Award-winning author Mikhail Shishkin withdrew from Book Expo America 2013, an annual book fair held in New York, in protest of the Russian government’s human rights abuses. Shishkin, who had originally accepted the invitation to appear, wrote an open letter to the fair’s organizers saying that Russia has become “a country where power has been seized by a corrupt, criminal regime [and] where the state is a pyramid of thieves…By taking part in the book fair as part of the official delegation and taking advantage of the opportunities presented to me as a writer, I am simultaneously taking on the obligations of being a representative of a state whose policy I consider ruinous for the country and of an official system I reject.” Here, Sergei Medvedev explains the dilemma of being an intellectual in contemporary Russia. — Ed.
Introspection regarding one’s own image in the world is characteristic of many countries catching up on development.
In the old days, there was a joke about a Soviet person’s sixth sense – “the sense of deep satisfaction” in reading materials from the latest Central Committee plenary. Those times have passed, and with them, that satisfaction. Nowadays a sense of shame is increasingly claiming its role as the sixth sense for Russians.
In that vein, Mikhail Shishkin has spoken out in refusing to represent Russia at the book fair in New York, according to The Guardian: “What is happening in my country makes me, as a Russian and a citizen of Russia, ashamed… a country where power has been seized by a corrupt, criminal regime, where the state is a pyramid of thieves, where elections have become farce, where courts serve the authorities, not the law, where there are political prisoners, where state television has become a prostitute, where packs of impostors pass insane laws that are returning everyone to the Middle Ages – such a country cannot be my Russia.”
In our cynical era, some consider Shishkin’s statements to be self-promotion and laying the ground work for a Nobel Prize; others challenge the author over his place of residence (Shishkin has lived primarily in Switzerland for the last 15 years); they imply that he shouldn’t criticize Russia if he has not experienced all those leaden charms of Russian life himself.
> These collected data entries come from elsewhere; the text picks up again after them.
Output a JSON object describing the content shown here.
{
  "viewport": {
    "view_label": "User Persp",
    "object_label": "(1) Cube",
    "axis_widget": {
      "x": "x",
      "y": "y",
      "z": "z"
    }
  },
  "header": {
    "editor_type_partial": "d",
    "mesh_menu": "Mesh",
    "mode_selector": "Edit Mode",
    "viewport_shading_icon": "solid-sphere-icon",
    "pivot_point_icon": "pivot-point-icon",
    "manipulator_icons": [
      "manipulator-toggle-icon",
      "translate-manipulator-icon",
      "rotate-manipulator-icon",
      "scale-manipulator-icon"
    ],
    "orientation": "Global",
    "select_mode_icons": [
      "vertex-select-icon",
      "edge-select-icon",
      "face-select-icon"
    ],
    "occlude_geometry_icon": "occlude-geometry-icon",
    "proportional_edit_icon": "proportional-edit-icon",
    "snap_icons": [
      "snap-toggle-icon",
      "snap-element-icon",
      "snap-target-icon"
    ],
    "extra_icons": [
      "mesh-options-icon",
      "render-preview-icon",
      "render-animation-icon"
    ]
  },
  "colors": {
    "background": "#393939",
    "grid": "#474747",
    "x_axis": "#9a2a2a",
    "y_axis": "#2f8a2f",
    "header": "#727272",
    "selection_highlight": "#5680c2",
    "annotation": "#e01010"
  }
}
But besides the pragmatism and the geography of the statement – who may be ashamed, where, and with what purpose – no one has disputed it in essence.
The debates around Shishkin’s statements have exposed an important layer of Russian culture: criticism of Russia as a special genre of Russian thought, with the ensuing accusations of the critic of lack of patriotism and Russophobia.
Shame for Russia has deep historical roots going back at least to our first contacts with the West and definitely to Peter the Great’s modernization. Pyotr Chaadayev was the first to formulate this feeling. After him came all of our Westernizing up to its extreme variant, the Bolsheviks: Lenin and Stalin constantly emphasized their hatred toward backward peasant Rus’.
Russia in that sense is not alone. Shame for your country is characteristic for countries catching up to modernization, for example Poland (Witold Gombrowicz ), Turkey (Orhan Pamuk) or even Germany (from Thomas Mann to Gunter Grass). In that sense, Russia’s double is Finland – another northern country with suspiciousness and an inclination to self-searching: often you have only to hoist a few glasses in a company of Finns to hear the question raised, “Is it true we are bad? What do they say about us?” And then there’s the famous joke about what each nation thinks when looking at an elephant: the American thinks “elephants and money;” the Frenchman thinks “elephants and love”; the German “elephants and an army” and the Finn looks at the elephant and thinks, “And what does the elephant think of me?”
At the same time, however, such introspection is virtually absent in the leaders of world capitalism in the last centuries – the Netherlands, England, and the United States.
In America, systemic critics like Noam Chomsky or Michael Moore can be found only in left-liberal university circles but they do not represent the mainstream. In Russia, it is the opposite: as a result, patriotism is government-organized or mass in nature during national wars, but in peace time, the norm is to have shame for the empire: “unwashed Russia,” “prison of peoples,” “sovok” [homo Sovieticus], “ragged Rashka,” and “this country.”
The discourse of shame is characteristic above all for the educated class, whether in Turkey or in Russia. Moreover, the capacity for a critical view (not only toward your own country but toward yourself) is a social and cultural marker. And here, the problem is likely that beginning in Peter’s time, the elite has felt itself alien in its own motherland because it lives by imported ideas, institutions and sometimes simply imported goods. Shame for Russia is not yet shame for one’s own restlessness in “this country”; both the Russian revolution and Russian literature grew out of this feeling.
Shame is not the Russophobia of the cultural elite, but a special form of Russian introspection (I almost wrote “of melancholia”), a capacity for critical thinking and sober self-assessment.
If Shishkin receives a Nobel Prize someday, he will continue the tradition of Russian men of letters – Bunin, Pasternak Solzhenitsyn and Brodsky (and let us not forget Sholokhov, who described the tragedy of the defeat of the Cossacks) — who looked with pain at their motherland because they loved her. You can be ashamed only for the one you love, about whom you suffer and to whom you belong. In Putin’s Russia, shame for the country is a far more patriotic pride and much more needed in the historical perspective.